Friday, February 15, 2008

Trigger

A database trigger is procedural code that is automatically executed in response to certain events on a particular table in a database. Triggers can restrict access to specific data, perform logging, or audit data modifications.

There are two classes of triggers, they are either "row triggers" or "statement triggers". With row triggers you can define an action for every row of a table, while statement triggers occur only once per INSERT, UPDATE, or DELETE statement. Triggers cannot be used to audit data retrieval via SELECT statements.

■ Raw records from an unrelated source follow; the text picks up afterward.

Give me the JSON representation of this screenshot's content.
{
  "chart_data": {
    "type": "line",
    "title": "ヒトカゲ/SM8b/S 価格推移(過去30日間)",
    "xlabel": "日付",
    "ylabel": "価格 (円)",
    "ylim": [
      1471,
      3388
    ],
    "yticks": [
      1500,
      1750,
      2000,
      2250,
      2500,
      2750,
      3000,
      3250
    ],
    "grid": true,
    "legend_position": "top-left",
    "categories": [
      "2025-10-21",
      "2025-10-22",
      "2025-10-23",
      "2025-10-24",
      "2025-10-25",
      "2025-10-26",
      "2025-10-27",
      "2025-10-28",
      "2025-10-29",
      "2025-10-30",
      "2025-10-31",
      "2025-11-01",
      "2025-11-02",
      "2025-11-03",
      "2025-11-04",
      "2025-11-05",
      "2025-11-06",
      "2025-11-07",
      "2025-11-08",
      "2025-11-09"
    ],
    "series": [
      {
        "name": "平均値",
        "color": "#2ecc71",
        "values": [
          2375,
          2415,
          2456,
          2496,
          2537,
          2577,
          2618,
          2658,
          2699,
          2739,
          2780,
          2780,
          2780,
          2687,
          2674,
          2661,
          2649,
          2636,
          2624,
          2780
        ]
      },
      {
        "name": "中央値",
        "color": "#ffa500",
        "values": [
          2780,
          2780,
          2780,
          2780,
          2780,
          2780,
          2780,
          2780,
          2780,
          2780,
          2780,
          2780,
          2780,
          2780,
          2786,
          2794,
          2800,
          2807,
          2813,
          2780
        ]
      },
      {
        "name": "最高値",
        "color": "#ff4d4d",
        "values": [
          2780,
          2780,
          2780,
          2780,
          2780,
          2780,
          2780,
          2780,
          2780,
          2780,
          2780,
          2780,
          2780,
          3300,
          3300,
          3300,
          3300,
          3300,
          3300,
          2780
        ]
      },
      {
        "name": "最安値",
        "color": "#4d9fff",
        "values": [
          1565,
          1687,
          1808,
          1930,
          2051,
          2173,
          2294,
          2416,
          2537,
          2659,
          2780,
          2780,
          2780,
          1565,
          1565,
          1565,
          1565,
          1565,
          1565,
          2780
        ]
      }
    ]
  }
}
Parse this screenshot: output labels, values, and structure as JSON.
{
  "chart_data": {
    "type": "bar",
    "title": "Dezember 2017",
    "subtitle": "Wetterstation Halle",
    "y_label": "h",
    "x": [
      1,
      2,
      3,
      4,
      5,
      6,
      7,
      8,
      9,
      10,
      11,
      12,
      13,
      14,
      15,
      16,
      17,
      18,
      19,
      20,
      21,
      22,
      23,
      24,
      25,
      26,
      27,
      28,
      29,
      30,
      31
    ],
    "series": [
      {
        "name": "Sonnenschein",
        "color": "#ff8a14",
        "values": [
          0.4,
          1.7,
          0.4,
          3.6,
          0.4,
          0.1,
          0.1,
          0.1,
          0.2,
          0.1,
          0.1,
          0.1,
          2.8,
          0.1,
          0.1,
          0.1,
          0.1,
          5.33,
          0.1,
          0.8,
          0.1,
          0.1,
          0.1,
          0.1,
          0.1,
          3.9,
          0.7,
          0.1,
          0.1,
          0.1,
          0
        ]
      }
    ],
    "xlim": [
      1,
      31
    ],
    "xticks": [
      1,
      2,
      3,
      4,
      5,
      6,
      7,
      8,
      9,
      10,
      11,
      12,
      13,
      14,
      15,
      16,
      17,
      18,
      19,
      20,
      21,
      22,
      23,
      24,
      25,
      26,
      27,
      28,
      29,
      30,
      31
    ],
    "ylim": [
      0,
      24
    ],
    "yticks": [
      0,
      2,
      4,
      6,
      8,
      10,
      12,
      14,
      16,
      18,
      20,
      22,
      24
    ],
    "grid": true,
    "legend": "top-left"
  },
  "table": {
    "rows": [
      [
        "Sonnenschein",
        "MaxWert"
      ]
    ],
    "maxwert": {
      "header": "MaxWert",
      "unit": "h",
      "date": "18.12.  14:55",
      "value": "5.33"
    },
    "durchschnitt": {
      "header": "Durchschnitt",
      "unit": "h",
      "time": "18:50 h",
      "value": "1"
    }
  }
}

Each class can be of several types. There are "BEFORE triggers" and "AFTER triggers" which identifies the time of execution of the trigger. There is also an "INSTEAD OF trigger" which is a trigger that will execute instead of the triggering statement.

There are typically three triggering events that cause triggers to 'fire':

INSERT event (as a new record is being inserted into the database).
UPDATE event (as a record is being changed).
DELETE event (as a record is being deleted).
The trigger is used to automate DML condition process.

The major features and effects of database triggers are that they:

do not accept parameters or arguments (but may store affected-data in temporary tables)
cannot perform commit or rollback operations because they are part of the triggering SQL statement (only through autonomous transactions)
can cause mutating table errors, if they are poorly written.